Single-molecule microscopy methods allow obtaining mechanistic insight of protein–DNA interactions that cannot be normally observed by ensemble methods. These approaches require, in most cases, direct labeling of DNA and proteins with fluorescent compounds that may affect DNA structure and mechanical properties, enzymes activities, and introduce light-induced damage to the biomolecules of interest. Finding new fluorescent compounds that allow optimal imaging conditions while introducing minimal perturbations to the system under study is of outmost importance.

In this work, we studied a fluorescent dye, SYTOX green, which allows for a significant simplification and shortening of the DNA staining protocol, including in situ labeling, while improving imaging conditions without affecting DNA mechanical properties. Specifically, we determine that SYTOX green: (1) binds DNA rapidly in a process that involves electrostatic interactions; (2) has a good signal-to-noise ratio, even at low concentrations, (3) shows a low photobleaching rate; (4) induces fourfold lower light-induced DNA degradation than that observed for bis-intercalators, such as YOYO-1; and (5) binds DNA by intercalating cooperatively with a 3.5-bp binding site size, and an increase in DNA length upon binding of 43 %.

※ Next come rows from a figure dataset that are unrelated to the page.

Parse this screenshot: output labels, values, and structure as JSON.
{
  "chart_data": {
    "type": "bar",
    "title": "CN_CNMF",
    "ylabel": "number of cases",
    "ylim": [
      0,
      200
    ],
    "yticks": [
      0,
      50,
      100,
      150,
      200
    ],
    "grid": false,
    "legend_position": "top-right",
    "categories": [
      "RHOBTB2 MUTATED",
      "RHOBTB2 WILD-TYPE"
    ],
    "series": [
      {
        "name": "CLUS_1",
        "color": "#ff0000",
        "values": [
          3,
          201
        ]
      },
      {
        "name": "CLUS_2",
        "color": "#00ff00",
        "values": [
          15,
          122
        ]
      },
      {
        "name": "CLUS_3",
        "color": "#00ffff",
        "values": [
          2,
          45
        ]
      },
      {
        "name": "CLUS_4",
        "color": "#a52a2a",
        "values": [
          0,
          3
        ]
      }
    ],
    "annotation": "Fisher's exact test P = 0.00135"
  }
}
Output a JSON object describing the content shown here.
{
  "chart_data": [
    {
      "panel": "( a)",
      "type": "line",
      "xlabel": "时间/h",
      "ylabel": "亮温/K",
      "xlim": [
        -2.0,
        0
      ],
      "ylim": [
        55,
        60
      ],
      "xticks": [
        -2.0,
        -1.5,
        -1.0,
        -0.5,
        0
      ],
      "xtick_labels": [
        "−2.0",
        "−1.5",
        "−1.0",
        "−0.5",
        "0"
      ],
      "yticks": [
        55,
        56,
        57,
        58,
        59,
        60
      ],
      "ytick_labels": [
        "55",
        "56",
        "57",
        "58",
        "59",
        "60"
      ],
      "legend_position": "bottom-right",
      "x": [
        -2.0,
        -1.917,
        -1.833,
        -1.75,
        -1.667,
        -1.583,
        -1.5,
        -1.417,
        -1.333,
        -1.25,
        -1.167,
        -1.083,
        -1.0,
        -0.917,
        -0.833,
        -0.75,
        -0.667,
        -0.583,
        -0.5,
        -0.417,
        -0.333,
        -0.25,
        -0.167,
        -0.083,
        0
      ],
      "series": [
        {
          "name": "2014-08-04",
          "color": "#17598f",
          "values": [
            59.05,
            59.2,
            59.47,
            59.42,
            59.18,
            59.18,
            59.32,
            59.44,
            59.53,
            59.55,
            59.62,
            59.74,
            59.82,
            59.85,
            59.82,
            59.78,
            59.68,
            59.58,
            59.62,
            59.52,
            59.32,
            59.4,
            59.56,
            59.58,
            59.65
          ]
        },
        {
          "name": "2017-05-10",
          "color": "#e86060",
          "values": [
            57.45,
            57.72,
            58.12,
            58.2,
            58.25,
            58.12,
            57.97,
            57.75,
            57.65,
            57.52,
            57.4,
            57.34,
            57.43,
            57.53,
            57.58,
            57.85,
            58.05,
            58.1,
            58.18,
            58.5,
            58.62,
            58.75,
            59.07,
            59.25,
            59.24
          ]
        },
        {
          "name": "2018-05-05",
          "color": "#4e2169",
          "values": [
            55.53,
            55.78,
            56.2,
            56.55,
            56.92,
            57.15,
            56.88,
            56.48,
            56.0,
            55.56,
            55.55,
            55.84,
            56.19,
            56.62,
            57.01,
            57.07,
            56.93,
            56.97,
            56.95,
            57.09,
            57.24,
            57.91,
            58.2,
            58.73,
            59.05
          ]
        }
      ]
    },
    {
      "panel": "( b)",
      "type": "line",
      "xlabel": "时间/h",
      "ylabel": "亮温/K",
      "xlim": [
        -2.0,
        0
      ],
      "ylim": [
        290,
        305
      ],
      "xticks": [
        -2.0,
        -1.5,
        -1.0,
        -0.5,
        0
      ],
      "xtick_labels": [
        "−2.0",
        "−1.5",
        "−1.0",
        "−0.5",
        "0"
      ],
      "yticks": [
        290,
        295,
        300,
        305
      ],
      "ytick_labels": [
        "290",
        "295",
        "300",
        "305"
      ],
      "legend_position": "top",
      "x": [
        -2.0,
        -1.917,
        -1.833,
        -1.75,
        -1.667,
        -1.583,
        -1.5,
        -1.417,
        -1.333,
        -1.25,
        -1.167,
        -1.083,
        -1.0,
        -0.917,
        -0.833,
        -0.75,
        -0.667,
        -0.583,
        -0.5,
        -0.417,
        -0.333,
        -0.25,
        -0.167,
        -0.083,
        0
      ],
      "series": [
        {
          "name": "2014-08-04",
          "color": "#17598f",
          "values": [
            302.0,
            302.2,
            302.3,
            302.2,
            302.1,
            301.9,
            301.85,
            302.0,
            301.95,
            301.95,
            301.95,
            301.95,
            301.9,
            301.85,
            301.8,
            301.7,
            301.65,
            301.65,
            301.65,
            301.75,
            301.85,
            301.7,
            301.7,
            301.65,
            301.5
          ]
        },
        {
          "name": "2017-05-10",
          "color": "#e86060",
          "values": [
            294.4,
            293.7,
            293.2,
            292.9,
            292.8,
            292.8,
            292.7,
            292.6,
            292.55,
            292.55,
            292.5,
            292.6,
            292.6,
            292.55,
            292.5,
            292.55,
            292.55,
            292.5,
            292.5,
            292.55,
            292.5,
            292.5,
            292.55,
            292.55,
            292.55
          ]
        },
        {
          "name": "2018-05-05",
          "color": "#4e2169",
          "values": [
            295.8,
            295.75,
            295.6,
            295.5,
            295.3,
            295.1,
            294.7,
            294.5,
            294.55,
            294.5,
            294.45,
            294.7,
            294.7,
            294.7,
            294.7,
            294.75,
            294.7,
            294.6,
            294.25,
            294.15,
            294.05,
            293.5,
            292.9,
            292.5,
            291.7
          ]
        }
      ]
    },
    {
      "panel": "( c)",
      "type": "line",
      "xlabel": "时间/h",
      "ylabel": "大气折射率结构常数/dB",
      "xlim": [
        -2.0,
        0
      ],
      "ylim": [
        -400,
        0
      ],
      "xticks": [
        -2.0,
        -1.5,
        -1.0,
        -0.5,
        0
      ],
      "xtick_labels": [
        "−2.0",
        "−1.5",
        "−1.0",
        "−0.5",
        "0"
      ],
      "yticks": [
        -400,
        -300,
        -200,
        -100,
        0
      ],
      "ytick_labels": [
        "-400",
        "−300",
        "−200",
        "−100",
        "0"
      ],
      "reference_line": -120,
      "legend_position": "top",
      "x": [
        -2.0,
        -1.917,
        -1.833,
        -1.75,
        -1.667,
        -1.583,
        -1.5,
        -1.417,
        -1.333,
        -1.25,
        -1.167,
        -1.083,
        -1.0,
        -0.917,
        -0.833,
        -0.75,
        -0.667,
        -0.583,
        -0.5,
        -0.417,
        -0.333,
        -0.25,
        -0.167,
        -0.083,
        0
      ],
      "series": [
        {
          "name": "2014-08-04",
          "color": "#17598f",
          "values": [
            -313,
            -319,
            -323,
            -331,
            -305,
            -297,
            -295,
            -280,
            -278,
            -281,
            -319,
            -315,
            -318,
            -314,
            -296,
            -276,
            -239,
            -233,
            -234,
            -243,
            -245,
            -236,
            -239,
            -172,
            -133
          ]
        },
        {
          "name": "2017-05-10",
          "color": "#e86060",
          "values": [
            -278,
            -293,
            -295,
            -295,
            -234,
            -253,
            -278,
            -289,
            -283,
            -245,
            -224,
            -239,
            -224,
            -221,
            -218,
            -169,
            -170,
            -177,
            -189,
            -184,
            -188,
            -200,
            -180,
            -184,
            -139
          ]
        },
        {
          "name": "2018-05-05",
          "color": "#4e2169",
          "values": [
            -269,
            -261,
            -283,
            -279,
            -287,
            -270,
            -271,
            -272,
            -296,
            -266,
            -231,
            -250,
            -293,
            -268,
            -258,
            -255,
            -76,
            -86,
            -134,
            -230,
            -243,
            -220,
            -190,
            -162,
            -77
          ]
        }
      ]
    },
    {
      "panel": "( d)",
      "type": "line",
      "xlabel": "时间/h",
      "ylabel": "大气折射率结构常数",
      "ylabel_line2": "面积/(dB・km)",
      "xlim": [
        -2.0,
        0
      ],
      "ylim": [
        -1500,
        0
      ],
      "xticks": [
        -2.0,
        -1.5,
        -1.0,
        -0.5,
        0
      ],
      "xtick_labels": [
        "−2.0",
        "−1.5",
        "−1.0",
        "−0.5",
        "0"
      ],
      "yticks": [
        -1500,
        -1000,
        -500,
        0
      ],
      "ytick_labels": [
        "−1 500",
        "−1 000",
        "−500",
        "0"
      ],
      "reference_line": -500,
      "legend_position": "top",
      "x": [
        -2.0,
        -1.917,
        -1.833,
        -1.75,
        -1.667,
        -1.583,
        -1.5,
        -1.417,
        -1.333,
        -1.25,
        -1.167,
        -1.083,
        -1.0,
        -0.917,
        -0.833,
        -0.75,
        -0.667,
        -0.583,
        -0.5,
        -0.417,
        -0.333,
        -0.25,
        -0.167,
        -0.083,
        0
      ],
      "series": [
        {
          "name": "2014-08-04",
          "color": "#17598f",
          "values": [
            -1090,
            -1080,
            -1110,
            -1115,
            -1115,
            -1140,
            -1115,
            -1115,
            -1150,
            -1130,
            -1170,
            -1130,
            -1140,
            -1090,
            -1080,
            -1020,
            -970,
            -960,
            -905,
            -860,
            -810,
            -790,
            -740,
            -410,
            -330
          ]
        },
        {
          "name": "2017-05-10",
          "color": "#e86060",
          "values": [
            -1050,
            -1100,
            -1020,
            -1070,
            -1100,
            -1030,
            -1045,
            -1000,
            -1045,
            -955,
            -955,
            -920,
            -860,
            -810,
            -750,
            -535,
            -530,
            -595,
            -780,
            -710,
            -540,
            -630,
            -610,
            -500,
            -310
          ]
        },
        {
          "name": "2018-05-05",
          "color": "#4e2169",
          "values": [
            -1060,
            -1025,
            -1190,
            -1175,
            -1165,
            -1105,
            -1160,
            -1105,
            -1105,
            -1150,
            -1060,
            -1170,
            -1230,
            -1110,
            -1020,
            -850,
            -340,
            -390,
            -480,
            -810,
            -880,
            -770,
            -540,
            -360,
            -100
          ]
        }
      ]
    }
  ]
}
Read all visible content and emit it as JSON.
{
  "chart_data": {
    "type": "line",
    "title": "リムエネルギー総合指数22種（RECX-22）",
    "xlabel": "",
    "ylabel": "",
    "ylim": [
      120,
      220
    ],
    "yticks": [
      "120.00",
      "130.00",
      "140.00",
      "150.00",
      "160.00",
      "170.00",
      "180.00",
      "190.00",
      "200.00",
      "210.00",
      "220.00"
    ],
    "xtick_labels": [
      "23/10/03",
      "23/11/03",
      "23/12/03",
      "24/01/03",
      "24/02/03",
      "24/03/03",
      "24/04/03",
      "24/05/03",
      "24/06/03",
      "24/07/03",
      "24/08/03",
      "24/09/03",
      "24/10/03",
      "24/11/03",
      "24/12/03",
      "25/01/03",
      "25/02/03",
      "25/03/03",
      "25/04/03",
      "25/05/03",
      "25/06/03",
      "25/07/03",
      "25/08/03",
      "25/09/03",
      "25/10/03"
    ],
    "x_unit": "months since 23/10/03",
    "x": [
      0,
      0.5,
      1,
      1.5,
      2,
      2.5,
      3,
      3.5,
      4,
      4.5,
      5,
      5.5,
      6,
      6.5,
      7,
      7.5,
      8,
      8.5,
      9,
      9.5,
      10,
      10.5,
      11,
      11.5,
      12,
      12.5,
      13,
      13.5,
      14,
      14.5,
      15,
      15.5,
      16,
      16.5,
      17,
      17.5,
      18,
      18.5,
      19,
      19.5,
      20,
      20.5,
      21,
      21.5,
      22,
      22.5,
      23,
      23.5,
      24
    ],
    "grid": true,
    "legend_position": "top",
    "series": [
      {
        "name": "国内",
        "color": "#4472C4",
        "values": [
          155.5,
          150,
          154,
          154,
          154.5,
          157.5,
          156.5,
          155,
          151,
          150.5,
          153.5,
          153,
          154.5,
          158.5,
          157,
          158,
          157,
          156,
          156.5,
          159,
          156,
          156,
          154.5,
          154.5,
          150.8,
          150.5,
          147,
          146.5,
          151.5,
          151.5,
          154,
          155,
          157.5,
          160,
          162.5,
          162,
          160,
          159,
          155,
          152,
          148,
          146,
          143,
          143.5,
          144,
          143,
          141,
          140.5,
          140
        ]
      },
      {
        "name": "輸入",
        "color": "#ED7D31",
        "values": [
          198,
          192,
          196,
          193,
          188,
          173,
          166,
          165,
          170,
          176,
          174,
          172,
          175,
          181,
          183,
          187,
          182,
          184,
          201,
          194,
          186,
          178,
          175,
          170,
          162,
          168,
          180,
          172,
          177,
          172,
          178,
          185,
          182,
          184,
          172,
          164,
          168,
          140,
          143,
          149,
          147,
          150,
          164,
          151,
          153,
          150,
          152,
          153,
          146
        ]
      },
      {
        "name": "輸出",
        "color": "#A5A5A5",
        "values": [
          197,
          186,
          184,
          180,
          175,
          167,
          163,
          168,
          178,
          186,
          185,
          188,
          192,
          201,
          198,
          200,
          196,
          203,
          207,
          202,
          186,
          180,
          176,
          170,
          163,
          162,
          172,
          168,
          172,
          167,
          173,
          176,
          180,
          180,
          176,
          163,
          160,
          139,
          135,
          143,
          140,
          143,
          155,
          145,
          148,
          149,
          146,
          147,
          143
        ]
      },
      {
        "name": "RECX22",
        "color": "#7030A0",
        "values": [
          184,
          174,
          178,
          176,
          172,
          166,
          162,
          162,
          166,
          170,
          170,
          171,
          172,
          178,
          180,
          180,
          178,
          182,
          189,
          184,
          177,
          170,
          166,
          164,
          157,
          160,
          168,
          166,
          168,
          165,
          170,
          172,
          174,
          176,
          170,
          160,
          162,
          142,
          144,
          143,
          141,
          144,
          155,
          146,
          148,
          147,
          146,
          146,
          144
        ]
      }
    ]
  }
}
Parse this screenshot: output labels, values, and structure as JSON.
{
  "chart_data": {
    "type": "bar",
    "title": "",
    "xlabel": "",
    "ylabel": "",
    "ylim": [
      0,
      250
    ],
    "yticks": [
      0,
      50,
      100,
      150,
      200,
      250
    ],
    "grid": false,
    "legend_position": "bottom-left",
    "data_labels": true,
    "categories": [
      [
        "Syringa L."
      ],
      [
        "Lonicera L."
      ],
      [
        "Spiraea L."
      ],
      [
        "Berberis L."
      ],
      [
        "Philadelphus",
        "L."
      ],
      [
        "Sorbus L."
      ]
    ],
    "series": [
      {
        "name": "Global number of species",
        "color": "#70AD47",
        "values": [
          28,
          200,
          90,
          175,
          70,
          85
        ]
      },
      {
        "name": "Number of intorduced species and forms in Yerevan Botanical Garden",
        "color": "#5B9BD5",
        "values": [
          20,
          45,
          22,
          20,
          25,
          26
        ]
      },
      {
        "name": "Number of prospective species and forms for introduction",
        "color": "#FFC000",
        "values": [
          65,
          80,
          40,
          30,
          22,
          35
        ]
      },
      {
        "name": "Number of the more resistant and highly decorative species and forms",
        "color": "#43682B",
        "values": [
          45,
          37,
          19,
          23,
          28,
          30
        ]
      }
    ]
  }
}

Our results suggest that SYTOX green represents a valuable alternative to conventional fluorophores employed for single-molecule imaging. The rapid binding kinetics, high photo-stability, low DNA-damaging rates, and mild effect over the mechanical properties of DNA make SYTOX green a rather appealing and advantageous choice for single-molecule and single-cell microscopy and other methods requiring sensitive detection and low perturbation of DNA. Our characterization of the photo-damage and mechanical properties of SYTOX green-complexed DNA will be of use for the interpretation of single-molecule experiments using SYTOX green as an intercalating dye. Further studies should confirm if the advantages we found for SYTOX green could be extrapolated to other molecules of the SYTOX family spanning the visible spectrum.